“Fuego/ Dios
de Abraham, Dios de Isaac, Dios de Jacob,/ no de filósofos, ni de sabios./
Certeza, certeza, certeza, sentimiento, alegría, paz./ Dios de Jesucristo/ …”,
son palabras del Memorial de Pascal, un poema místico y quizás el más célebre
texto de ese gran científico, que me vienen a la cabeza al recordar que el
próximo jueves, 11 de octubre, comenzará el “Año de la fe” promulgado por su
santidad Benedicto XVI.
Fuego que
purifica las imágenes y los conceptos demasiado humanos de Dios, fuego que
simboliza también el ardor de la caridad y que recuerda el “Incendium amoris”
de san Buenaventura o la “Llama de amor viva” de nuestro san Juan de la Cruz.

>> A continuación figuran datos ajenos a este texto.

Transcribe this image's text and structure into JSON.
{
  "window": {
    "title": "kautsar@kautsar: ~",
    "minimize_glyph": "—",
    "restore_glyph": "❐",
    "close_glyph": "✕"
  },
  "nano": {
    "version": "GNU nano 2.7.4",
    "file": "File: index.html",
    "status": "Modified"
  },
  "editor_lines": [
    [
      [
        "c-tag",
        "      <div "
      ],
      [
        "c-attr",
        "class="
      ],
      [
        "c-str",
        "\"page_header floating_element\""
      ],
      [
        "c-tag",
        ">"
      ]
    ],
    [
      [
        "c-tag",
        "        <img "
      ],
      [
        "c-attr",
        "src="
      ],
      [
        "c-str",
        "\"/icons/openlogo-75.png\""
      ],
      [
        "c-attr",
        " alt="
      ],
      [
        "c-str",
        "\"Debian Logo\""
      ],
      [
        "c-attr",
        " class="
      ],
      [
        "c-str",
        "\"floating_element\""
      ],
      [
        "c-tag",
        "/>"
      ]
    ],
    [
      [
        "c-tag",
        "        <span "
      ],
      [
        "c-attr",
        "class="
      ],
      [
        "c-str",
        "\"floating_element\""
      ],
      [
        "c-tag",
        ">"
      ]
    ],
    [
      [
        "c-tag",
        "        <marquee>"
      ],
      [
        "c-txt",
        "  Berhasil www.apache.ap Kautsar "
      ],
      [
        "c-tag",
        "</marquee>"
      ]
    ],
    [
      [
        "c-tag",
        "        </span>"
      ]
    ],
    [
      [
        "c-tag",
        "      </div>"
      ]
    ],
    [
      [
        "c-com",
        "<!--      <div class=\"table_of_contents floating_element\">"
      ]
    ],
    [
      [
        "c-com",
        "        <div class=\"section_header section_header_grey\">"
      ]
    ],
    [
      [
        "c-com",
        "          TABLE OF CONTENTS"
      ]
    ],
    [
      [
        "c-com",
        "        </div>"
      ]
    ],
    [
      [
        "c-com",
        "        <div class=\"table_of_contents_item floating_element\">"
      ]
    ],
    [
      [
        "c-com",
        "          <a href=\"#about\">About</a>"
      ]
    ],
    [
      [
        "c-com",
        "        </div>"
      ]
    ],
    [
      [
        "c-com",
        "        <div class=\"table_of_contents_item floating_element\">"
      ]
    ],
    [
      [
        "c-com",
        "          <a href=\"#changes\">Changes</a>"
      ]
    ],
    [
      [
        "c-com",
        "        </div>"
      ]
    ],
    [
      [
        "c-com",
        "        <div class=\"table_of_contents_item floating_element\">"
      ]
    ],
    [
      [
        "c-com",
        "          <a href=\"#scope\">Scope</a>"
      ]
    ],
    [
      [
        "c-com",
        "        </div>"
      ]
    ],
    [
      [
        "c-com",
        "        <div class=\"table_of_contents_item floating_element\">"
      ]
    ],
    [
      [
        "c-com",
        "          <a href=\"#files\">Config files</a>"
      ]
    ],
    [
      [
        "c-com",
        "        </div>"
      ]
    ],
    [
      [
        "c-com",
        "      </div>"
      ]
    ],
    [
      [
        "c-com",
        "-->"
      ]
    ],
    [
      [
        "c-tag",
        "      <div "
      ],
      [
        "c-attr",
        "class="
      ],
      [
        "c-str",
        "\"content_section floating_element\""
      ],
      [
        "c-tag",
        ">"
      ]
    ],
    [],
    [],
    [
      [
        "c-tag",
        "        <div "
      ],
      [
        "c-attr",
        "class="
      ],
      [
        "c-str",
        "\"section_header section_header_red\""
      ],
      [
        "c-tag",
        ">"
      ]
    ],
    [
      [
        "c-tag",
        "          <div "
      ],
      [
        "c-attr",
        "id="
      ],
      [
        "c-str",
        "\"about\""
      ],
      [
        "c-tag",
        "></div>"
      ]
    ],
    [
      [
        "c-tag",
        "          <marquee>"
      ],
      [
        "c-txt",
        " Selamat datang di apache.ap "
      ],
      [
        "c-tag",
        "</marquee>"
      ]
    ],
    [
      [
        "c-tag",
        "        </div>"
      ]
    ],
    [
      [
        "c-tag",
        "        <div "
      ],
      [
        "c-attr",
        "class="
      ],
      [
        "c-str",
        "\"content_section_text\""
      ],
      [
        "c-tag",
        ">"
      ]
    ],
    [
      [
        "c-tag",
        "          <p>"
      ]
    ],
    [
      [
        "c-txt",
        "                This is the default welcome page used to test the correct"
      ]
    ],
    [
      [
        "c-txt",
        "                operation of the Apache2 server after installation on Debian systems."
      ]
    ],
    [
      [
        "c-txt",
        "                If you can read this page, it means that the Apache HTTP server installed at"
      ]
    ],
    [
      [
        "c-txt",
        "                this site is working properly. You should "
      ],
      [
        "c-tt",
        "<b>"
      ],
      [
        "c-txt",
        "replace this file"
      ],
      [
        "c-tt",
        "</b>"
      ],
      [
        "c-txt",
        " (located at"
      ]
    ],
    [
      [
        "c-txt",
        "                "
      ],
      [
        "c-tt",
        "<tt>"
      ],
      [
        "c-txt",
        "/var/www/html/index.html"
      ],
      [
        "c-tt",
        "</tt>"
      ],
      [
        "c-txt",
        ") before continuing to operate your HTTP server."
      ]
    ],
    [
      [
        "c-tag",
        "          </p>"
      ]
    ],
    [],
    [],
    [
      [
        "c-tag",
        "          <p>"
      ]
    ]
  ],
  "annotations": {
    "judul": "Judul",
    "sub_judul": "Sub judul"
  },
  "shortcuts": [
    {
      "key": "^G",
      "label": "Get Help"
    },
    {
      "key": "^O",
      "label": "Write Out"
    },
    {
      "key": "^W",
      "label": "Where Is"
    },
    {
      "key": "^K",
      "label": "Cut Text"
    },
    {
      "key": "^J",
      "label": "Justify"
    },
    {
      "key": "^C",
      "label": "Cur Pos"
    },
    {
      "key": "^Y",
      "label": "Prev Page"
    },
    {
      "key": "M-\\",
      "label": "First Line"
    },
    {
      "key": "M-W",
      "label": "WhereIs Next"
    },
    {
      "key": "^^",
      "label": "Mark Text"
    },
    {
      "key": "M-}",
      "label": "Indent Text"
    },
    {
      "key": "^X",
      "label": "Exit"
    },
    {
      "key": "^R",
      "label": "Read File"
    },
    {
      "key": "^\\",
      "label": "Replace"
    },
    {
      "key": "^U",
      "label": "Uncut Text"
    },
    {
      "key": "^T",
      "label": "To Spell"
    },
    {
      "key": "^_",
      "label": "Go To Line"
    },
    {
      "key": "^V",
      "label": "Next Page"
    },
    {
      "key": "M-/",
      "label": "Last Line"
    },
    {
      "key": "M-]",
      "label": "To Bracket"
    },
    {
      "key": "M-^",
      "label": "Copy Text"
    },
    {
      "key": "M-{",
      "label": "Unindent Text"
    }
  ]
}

No es un dios abstracto, sino concreto, el de Abraham, Isaac y Jacob, el que en
Jesucristo sufre por salvar a los hombres, Dios de carne y hueso.
Certeza que no
es solo racional, no solo luz, sino también emoción experimentada aunque solo
sea por una vez. Conmoción afectiva y sicológica, aunque sólo sea por un
instante. Y basta el instante para superar la soledad con la que nos prueba el
silencio de Dios. Basta el instante para conocer que en medio de toda la propia
miseria siempre podemos encontrar un pequeño, a veces infinitésimo, agujero de
luz en el que reside la paz que da la certeza. El conocimiento no se borra, a
lo más se olvida. Y siempre hay un momento de luz en el que todo retorna.
Alegría que,
repetida cinco veces en el Memorial, es su nota predominante. “Pascal
–escribirá Yves Chiron- desea conservar el recuerdo de una paz que, por fin, ha
encontrado (certeza, paz). Ha experimentado esta paz dejándose atravesar por el
fuego de la Palabra de Dios y su Amor”. La misma que le lleva a la alegría,
“lágrimas de alegría”, escribirá Pascal. Algo que no olvidará y que no quiere
olvidar, motivo por el que se recose periódicamente el Memorial en el interior
del jubón. Así recordará que tiene que “seguir siendo fiel a las gracias
recibidas”. Igual que nosotros, ¿verdad?
He aquí a un
científico importante, a un matemático célebre, al que momentos antes de su
muerte y preguntado por el confesor que lo atendía por los principales
misterios de la fe, respondió: “Sí, señor, creo todo eso y con todo mi
corazón”.
Benedicto XVI,
hace ahora un año, escribió una carta (Porta Fidei) que podría o debería marcar
los hitos del caminar en este año. Descubrir de nuevo el gusto de alimentarnos
con la Palabra de Dios, releer de manera apropiada los textos del Concilio del
que en esta fecha celebramos el cincuentenario de su apertura, convertir la fe en
ese nuevo criterio de pensamiento y de acción que cambia toda la vida del
hombre, redescubrir la alegría de creer y volver a encontrar el entusiasmo de
comunicar la fe, abandonarse en la fe para poseer la certeza sobre la vida
propia, intensificar la celebración de la fe en la liturgia, hacer que el
testimonio de los creyentes sea cada vez más creíble, usar el Credo como
oración cotidiana, llevar a la oración el Catecismo, tener la mirada puesta en
Jesucristo, intensificar la caridad, … En definitiva y tal como dijo en sus
últimos días el apóstol Pablo a su discípulo Timoteo: “busca la fe con la misma
constancia que cuando eras niño”.
“Confiemos
–escribirá al final de su carta Benedicto XVI- a la Madre de Dios, proclamada
bienaventurada porque ha creído, este tiempo de gracia”.